To your Last Death & Max Reload and the Nether Blasters - Grimmfest May Madness


 To Your Last Death

Jason Axinn

2019, USA

Writers: Jim Cirile, Tanya C. Klein

Originally conceived as alive action, it seems, but ‘To Your Last Death’ being an animated horror distinguishes it in a way it probably wouldn’t have been otherwise. Dysfunctional siblings are summoned by their psychopathic and obscenely wealthy arms dealer father and unleash death traps and cosmic malfeasance in equal measure. The animation is the style familiar from ‘Archer’, the characters are the antagonistic kind and there are enough bonkers and outrageous touches – ‘Saw’-style death traps; reprehensible Russian henchmen; a little time-travel; comic-book style omnipresent beings for which we are just playthings; but surely missed out on a killer robot – to make this entertaining throughout. The faintly clunky animation only makes the pulpy excess and ultra-gore more amusing.

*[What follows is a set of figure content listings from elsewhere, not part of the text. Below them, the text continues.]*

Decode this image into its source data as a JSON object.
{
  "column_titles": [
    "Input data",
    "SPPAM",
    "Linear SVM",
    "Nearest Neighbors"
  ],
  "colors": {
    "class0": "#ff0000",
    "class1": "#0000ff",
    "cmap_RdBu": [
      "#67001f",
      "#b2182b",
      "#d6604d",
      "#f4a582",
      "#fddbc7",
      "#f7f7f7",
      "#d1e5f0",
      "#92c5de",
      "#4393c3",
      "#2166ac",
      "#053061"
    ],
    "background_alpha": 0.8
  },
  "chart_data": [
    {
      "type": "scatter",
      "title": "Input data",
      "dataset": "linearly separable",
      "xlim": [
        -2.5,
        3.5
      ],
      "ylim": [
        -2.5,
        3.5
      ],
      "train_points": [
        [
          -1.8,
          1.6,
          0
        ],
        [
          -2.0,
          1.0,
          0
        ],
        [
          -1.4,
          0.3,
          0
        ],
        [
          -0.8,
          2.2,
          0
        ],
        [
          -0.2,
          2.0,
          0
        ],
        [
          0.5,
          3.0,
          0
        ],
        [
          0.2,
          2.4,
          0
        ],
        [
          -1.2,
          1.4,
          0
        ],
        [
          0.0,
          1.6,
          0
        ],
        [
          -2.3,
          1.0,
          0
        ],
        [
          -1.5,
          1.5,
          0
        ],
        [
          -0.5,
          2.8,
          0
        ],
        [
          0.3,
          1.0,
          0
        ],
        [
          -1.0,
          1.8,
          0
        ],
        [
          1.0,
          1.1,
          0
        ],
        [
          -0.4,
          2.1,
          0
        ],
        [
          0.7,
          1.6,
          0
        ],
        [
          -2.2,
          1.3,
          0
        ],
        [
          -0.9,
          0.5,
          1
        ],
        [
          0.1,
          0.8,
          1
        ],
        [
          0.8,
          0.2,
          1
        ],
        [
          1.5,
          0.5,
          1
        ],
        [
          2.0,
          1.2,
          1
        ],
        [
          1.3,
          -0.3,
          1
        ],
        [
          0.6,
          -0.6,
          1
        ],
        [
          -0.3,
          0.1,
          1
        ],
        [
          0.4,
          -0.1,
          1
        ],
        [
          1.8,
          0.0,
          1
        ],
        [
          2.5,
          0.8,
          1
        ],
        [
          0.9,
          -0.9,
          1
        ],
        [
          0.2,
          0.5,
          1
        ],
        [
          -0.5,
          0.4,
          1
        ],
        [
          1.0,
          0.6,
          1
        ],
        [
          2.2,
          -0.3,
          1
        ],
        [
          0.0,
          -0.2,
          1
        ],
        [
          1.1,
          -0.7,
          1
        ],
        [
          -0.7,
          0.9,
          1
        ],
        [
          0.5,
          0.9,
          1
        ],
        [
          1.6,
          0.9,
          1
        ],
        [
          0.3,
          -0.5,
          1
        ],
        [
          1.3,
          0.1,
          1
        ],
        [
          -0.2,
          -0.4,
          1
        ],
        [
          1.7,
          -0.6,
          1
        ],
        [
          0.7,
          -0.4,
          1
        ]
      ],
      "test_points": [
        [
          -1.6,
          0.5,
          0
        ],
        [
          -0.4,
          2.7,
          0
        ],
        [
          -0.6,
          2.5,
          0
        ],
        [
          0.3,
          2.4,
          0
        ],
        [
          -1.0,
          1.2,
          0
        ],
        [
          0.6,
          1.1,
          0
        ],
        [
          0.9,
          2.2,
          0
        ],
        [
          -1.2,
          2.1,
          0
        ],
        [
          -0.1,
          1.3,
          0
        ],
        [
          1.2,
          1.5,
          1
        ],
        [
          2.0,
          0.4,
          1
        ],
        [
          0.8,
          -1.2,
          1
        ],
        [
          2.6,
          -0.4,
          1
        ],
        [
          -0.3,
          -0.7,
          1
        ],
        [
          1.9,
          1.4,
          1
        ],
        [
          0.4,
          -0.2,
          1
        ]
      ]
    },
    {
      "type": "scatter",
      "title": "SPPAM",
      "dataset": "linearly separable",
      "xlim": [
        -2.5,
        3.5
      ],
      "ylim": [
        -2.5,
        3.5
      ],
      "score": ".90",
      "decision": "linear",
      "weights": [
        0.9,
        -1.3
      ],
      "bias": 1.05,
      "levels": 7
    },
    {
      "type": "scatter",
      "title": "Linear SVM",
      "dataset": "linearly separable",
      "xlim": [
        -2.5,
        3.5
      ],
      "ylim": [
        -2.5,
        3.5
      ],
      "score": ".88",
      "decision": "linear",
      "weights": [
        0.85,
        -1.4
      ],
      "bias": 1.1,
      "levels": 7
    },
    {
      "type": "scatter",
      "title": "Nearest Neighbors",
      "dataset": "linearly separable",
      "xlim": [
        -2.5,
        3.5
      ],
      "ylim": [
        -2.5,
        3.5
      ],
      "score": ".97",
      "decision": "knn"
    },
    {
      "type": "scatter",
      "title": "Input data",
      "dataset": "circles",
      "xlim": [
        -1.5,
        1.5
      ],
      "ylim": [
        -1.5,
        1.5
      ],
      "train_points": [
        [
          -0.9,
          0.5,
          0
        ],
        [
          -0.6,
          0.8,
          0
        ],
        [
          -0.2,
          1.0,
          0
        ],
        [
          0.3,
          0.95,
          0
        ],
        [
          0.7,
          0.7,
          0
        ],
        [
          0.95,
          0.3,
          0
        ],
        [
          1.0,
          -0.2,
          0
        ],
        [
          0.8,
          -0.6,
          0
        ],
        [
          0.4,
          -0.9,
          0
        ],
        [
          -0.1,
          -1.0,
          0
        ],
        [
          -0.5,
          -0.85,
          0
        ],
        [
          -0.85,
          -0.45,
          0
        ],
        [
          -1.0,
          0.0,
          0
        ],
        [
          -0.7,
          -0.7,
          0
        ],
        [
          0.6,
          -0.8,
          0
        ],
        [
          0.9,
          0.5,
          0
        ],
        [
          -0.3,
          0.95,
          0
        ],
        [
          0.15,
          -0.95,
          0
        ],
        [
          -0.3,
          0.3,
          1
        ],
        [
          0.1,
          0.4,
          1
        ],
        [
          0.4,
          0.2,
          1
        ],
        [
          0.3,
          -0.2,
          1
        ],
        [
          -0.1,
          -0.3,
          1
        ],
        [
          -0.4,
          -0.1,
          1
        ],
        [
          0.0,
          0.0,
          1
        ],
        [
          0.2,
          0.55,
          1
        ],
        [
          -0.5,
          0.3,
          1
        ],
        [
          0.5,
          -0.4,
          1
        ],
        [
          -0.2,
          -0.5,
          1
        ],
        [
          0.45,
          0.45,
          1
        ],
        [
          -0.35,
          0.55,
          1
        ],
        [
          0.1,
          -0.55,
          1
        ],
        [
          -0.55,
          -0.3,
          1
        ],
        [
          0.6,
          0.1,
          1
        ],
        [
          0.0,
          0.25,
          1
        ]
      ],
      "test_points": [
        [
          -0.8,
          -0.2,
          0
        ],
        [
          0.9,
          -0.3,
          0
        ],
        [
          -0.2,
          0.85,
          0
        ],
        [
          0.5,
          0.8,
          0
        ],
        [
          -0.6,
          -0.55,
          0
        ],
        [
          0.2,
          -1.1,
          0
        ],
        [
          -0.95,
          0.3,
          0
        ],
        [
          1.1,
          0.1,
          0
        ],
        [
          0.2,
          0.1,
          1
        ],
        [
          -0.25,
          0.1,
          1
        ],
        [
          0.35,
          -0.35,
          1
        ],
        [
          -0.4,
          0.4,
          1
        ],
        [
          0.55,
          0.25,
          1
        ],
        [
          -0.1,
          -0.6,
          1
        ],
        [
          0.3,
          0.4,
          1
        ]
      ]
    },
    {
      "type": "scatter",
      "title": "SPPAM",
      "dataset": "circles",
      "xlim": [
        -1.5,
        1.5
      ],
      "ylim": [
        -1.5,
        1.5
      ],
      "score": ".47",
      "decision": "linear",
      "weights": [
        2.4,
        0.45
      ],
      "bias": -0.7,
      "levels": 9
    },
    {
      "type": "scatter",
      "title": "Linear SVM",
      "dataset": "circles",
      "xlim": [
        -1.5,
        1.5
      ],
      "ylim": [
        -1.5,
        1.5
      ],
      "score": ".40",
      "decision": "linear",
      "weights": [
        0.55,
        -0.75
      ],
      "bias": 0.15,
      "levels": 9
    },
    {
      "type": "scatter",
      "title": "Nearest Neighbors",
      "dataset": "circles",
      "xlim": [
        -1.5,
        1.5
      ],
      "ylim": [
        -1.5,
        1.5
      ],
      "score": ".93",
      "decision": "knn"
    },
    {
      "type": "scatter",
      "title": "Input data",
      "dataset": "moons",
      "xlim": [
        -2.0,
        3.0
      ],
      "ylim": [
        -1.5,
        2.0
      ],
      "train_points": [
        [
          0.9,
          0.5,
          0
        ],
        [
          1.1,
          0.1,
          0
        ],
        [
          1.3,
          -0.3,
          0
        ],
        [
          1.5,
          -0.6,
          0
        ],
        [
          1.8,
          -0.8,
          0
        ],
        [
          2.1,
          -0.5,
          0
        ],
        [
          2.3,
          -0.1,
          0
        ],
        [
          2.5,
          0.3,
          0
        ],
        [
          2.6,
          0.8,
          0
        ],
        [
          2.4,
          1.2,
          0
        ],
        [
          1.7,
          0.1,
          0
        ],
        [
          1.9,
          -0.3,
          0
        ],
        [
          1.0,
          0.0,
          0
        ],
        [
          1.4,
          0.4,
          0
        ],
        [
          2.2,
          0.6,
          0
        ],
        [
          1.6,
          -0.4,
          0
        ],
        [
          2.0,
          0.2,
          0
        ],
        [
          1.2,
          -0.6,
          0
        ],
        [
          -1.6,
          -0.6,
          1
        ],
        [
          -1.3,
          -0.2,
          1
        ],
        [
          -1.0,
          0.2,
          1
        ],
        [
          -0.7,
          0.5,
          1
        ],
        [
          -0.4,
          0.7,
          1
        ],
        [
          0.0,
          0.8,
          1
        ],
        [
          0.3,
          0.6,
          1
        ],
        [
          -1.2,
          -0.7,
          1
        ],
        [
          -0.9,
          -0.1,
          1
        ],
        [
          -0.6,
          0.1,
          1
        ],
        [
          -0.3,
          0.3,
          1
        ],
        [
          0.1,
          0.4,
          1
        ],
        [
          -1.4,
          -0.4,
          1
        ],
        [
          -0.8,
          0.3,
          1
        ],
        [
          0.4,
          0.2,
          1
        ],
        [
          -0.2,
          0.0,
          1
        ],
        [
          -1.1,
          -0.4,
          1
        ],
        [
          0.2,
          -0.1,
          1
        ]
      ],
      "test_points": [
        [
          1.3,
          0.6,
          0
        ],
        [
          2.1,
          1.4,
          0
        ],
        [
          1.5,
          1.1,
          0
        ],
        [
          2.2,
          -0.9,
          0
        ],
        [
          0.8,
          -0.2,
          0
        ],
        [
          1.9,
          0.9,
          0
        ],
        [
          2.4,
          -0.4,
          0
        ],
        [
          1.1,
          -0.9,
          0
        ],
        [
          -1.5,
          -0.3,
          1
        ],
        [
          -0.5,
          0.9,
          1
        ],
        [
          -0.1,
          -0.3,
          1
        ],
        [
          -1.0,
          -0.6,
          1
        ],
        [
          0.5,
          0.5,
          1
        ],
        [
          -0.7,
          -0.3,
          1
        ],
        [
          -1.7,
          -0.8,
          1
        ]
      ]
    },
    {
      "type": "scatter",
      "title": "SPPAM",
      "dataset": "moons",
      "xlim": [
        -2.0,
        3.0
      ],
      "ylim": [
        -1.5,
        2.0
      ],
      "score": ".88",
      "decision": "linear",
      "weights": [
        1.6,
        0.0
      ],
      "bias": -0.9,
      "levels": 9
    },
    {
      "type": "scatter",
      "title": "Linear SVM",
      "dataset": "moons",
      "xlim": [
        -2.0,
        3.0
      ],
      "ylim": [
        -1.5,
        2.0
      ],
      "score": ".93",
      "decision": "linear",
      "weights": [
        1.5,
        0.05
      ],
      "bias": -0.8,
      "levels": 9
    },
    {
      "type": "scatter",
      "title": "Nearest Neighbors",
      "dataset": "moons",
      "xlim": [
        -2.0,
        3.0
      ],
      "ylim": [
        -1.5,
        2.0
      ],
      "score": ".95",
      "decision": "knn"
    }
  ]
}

Max Reload and the Nether Blasters

Writers & directors: Scott Conditt & Jeremy Tremp

2020, USA

And here it is, the 80s homage that always pops up at a genre festival. This follows features such as ‘Beyond the Gates’ (homagey fun) and ‘Game of Death’ (playing things straight and nasty) in gamer culture unleashing demonic apocalypse; one might even include the delightful ‘Deathgasm’ in this playpen with its metal nerdiness.

Comic book colours – red lightning! – likeable young protagonists, retro-synth score, genre favourite cameos playing to the gallery – Kevin Smith! – thick messaging about the power of friendship, nerdiness and lots of retro-video gaming love. Although it has to be said that neither Max’s (Tom Plumley) proclaimed asshole lone-wolfish and the apocalypse are thoroughly convincing, but it’s light, funny, fun and exudes a lot of goodwill. It also contains one vivid and creepy moment where our heroes travel through a city where all the people have glowing red eyes.  And it’s all resolved with gameplay.